“I’m a perfectionist.”

By Carolyn Babcock, Ph.D.


Have you ever said that?

I was one of those “perfectionists” a long time ago.  Then, I began to realize what I was actually saying – and doing.

First, I finally became aware that using a standard of “perfectionism” – an unattainable goal – gave me an excuse either to not attempt something or not complete it.  “It” could never be perfect, so what was the point in trying?  I felt that I was avoiding putting myself in an inevitably failing position – and that was a good thing (or, so I thought).  This mindset created an obstacle for returning to school.  Because I did poorly in math in high school, I would, of course, do poorly in college.  Why would I set myself up for failure?  Consequently, for 5 years I put off attending Schenectady County Community College, even though I really wanted to try.

Second, if I did attempt the “whatever,” I left no “wiggle room” and, therefore, no latitude for changes and adjustments.  This mindset produces unnecessary stress on an individual.  I recall the first math class I took upon my enrollment in Schenectady County Community College, and the first exam.  I earned a 98%.  Believe it or not, I was furious!  I argued with the instructor for quite some time after class.  To me, not having a 100% was the same as failing.  Rather than rejoicing in earning an A+ on the first exam, I left shaken and disappointed with myself.
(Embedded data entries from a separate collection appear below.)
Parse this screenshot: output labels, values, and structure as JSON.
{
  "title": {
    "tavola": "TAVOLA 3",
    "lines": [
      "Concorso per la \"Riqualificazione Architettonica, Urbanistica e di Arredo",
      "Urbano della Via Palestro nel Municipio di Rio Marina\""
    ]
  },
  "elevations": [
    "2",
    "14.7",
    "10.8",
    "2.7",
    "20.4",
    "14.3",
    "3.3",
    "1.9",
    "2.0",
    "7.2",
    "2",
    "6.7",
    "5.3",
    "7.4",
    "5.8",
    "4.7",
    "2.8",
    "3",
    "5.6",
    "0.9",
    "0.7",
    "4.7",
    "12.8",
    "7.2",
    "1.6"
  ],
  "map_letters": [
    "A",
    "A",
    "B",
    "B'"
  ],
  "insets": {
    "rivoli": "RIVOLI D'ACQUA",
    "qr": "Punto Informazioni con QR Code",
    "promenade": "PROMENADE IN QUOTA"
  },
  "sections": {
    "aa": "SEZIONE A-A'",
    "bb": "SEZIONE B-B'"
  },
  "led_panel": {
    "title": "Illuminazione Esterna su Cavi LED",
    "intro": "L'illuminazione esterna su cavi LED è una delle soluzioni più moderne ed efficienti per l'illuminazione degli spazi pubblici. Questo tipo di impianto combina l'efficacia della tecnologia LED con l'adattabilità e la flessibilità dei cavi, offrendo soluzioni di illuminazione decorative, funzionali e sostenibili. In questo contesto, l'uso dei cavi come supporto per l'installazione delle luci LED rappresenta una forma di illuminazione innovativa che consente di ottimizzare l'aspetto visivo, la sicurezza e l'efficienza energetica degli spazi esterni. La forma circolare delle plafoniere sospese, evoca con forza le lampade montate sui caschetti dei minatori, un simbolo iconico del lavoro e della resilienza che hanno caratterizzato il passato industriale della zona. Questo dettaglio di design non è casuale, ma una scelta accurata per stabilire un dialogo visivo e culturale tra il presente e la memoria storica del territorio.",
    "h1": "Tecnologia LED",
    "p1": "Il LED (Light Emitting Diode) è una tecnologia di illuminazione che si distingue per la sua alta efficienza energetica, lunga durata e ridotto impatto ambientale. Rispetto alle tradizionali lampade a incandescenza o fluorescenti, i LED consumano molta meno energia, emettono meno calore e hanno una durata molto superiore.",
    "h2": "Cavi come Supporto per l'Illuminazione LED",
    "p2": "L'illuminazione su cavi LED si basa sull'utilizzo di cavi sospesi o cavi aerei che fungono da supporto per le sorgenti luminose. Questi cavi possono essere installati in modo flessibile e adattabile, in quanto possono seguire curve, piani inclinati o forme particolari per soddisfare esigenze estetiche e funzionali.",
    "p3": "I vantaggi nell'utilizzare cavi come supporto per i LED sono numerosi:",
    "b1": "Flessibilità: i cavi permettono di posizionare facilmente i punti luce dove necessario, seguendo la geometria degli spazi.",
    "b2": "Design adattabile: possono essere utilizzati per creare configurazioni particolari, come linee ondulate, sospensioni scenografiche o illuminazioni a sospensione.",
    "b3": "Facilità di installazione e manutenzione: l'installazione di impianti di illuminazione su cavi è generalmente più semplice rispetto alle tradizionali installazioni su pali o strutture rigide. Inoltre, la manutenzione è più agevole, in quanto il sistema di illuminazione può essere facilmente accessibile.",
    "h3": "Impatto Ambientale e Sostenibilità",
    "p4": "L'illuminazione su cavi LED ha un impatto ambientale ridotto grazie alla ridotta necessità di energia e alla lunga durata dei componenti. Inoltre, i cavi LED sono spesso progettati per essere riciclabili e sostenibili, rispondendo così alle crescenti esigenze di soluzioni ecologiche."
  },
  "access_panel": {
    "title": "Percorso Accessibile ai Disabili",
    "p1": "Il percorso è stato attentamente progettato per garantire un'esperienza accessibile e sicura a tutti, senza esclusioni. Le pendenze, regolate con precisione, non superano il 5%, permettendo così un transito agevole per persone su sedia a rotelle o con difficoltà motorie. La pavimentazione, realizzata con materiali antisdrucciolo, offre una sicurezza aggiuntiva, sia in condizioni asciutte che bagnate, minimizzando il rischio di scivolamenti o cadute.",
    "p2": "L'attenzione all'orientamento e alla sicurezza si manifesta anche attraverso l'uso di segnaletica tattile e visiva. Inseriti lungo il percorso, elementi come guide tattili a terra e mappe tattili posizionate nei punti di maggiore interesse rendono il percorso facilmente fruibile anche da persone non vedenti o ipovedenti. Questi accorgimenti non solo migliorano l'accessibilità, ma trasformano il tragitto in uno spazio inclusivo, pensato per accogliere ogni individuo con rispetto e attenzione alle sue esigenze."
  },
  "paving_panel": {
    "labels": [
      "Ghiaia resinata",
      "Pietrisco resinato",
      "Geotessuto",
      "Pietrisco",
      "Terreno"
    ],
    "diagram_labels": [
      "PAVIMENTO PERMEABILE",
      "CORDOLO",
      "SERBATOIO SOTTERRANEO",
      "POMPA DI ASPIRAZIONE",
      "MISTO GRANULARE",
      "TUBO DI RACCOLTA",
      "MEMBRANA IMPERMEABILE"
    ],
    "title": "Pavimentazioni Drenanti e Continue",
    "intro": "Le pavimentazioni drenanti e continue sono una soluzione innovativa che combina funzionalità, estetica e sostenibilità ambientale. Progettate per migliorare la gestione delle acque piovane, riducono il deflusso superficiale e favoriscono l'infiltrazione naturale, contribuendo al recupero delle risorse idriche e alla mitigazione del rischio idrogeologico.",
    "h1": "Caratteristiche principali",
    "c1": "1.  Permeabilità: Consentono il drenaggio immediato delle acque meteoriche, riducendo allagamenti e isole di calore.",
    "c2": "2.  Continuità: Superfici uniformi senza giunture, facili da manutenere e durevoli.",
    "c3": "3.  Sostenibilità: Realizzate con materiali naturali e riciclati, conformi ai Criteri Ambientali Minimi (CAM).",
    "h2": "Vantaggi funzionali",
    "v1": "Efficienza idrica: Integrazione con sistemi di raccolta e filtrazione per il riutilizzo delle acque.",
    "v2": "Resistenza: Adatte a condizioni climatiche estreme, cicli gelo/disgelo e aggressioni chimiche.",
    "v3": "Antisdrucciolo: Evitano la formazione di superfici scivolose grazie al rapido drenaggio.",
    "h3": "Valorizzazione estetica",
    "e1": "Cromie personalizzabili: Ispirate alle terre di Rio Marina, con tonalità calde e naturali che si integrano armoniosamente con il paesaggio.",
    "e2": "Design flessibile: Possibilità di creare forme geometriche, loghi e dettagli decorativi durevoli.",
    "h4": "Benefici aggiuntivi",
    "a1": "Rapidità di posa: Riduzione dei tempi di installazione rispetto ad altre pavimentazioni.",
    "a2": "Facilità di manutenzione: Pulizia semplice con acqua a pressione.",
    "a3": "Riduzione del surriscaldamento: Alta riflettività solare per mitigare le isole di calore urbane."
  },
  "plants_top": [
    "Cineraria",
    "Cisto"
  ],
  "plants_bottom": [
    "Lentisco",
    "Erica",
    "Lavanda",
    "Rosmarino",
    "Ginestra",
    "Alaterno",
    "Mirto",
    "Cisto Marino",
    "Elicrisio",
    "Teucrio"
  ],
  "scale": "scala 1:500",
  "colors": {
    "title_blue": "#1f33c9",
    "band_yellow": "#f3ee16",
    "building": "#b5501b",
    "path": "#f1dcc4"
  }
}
What happened with these two scenarios is that I undermined any chance at success.  By dong so, I reinforced an already-low self-esteem.  “Perfectionism” was a trap that kept me from moving forward.  I remember when I earned my first “B” at the Community College (Psychology II, I think), a family member expressed great relief.  Apparently, I had been pushing so hard for the academic “Holy Grail” of GPAs – the 4.0 – that my family was beginning to notice the stress taking its toll on me.  By earning a “B,” I had to simply resolve to do my best for the remainder of my courses.  I ended up with a 3.86 GPA upon graduation with my Associate’s.

By the time I graduated, I had learned to let go of “perfectionism” and replace it with goal-setting.  As I crossed off all the goals I had attained – each course, each semester, and finally, graduation – my self-esteem began to become more positive.  The unattainable “perfectionism” had been eclipsed by attainable goals.  This set up an empowering pattern of achievement that would sustain me for the rest of my academic career.